My PhD, in 2001 at the University of Innsbruck, was on the topic of "electoral exchanges", which are forecasting tools to predict the outcome of elections (but also other uncertain future events). Such electoral exchanges are often superior to polls because they use market mechanisms to collect and aggregate information.

My habilitation at the University of Innsbruck in 2008 was for the entire subject of "Business Administration", whereby the publications I presented were of course mainly in the fields of Behavioural and Experimental Finance. However, I do claim to understand the breadth of the subject at least in a certain depth and also to be able to teach it.

A very large part of my teaching is "research-led", i.e. the research questions and results of my projects flow into my teaching on an ongoing basis - this is particularly the case in the Master's programme, but certainly also in the undergraduate programme. The laboratory sessions that I conduct - again mainly in the Master's programme - are particularly close to research. For this, the students come to the computer lab, and there they receive instructions that we run, for example, a stock market on which they can choose one of several information levels (of course against higher costs for higher information levels). In this process, the students are in competition against each other, because everyone has the same initial assets and the same opportunities. It is very exciting to see which strategies the students choose and how they look forward to the result. Of course, we then also discuss the results. Especially for students who have never traded on a stock exchange before, these experiences are usually very valuable and instructive.
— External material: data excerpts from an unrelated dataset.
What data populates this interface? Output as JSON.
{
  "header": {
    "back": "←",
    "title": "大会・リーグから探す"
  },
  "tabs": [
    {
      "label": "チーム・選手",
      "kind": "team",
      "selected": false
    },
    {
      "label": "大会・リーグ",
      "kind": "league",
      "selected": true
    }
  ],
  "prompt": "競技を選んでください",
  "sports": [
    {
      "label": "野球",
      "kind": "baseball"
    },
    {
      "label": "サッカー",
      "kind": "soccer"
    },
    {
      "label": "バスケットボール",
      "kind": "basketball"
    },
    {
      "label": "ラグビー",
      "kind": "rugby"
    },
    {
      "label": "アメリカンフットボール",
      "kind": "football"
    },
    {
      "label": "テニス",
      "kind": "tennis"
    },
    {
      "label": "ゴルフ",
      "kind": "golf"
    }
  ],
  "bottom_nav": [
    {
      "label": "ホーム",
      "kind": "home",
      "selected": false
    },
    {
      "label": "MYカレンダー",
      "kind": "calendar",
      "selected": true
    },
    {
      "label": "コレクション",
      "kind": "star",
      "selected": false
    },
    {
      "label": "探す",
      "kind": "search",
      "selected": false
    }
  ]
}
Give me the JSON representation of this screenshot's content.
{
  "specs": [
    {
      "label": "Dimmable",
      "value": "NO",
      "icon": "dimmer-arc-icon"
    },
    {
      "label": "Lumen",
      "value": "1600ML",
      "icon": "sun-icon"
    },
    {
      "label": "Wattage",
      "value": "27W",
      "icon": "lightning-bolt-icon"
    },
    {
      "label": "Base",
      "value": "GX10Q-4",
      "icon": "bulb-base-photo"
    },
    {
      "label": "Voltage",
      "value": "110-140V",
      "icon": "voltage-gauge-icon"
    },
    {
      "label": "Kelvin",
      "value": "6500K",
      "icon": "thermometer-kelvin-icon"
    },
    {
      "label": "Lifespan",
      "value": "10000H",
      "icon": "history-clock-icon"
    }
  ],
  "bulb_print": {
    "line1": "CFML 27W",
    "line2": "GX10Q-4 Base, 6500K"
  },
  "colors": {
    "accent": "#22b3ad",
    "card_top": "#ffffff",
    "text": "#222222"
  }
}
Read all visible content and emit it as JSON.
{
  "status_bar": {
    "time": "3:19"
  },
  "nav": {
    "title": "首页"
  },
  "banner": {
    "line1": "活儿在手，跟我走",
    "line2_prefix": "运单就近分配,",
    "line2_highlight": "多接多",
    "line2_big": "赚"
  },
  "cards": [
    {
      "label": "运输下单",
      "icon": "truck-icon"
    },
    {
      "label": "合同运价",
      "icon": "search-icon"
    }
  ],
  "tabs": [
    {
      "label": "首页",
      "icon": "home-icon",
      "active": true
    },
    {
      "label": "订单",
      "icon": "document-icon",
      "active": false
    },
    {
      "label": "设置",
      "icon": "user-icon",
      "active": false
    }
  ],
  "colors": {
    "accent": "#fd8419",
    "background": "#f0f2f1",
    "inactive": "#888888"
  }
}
It is an enormous privilege, and one that you hardly have in any other profession, to choose what you work on, who you work with and how you approach a research question. Although I am a professor of finance, and mostly do research in this area, I have also done studies on brain research, or on "metascience". I value this freedom enormously.

The second great privilege is that you are constantly in an environment of creative, interested and eager-to-learn young people - the students and your own staff. While you yourself get a year older every year, every new academic year brings a new generation of students, for whom I try to awaken and nurture curiosity and enthusiasm for science and business with good lectures, provocative questions and an open door. It is a great honour and pleasure for me to be able to accompany hundreds of young people on their way every year.